Practical Scaling Tiers

Concurrent users Deployment Notes
1–5 Single instance (systemd or Docker) Default. Async runtime handles concurrency within one process.
5–20 2–3 instances behind a load balancer Machina is stateless — any instance can serve any request. Use session affinity if conversation context matters.
20+ Orchestrated deployment (K8s, ECS) with queue-depth scaling Monitor LLM rate limits as the real ceiling. Coordinate CMMS credentials across replicas.

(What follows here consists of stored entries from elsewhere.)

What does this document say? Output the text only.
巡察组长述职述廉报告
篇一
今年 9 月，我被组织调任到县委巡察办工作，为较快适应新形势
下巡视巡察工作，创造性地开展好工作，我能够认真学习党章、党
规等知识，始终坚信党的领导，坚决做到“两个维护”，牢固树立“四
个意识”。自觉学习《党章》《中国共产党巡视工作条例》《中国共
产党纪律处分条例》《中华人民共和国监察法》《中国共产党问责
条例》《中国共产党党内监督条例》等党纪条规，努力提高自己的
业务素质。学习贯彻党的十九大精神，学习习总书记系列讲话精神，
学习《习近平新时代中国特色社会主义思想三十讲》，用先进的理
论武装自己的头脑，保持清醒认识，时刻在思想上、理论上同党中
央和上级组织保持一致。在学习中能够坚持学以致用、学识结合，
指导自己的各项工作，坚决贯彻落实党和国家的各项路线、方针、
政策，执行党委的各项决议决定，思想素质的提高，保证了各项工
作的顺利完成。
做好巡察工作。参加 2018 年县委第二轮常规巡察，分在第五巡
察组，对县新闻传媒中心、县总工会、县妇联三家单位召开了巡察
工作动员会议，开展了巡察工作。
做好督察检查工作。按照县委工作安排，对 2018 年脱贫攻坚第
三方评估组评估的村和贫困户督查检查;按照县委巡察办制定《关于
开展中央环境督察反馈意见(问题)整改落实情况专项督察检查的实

Horizontal Scaling Considerations

Machina is stateless by design, which makes horizontal scaling straightforward:

  • No shared state: Each instance maintains its own connector sessions. There is no in-memory state to synchronize between replicas.
  • CMMS credential sharing: All replicas use the same CMMS credentials. Ensure the CMMS can handle concurrent sessions from the same service account.
  • ChromaDB: If using RAG, all replicas should point to the same ChromaDB instance (not embedded mode). This is the default in the Docker Compose setup.
  • Trace files: Each replica writes to its own trace directory. Centralize traces via log shipping or a shared volume.

Load Balancing

Any L7 load balancer works (nginx, Caddy, Envoy, ALB). Machina's streamable-http transport uses standard HTTP/1.1 with streaming responses.

upstream machina {
    server 127.0.0.1:8000;
    server 127.0.0.1:8001;
}

server {
    listen 443 ssl;
    location / {
        proxy_pass http://machina;
        proxy_http_version 1.1;
        proxy_set_header Connection "";
        proxy_read_timeout 120s;  # LLM calls can be slow
    }
}

What This Document Intentionally Omits

Kubernetes manifests, Helm charts, and HPA configurations are not included. Shipping generic K8s YAML that works for a demo but breaks under real load creates a false sense of production-readiness. The scaling characteristics of LLM-backed services are different enough from typical web services that K8s configuration must be tuned to your specific workload, provider rate limits, and cost constraints.

K8s deployment examples are planned for v0.3.1 after gathering production feedback from initial on-premise deployments.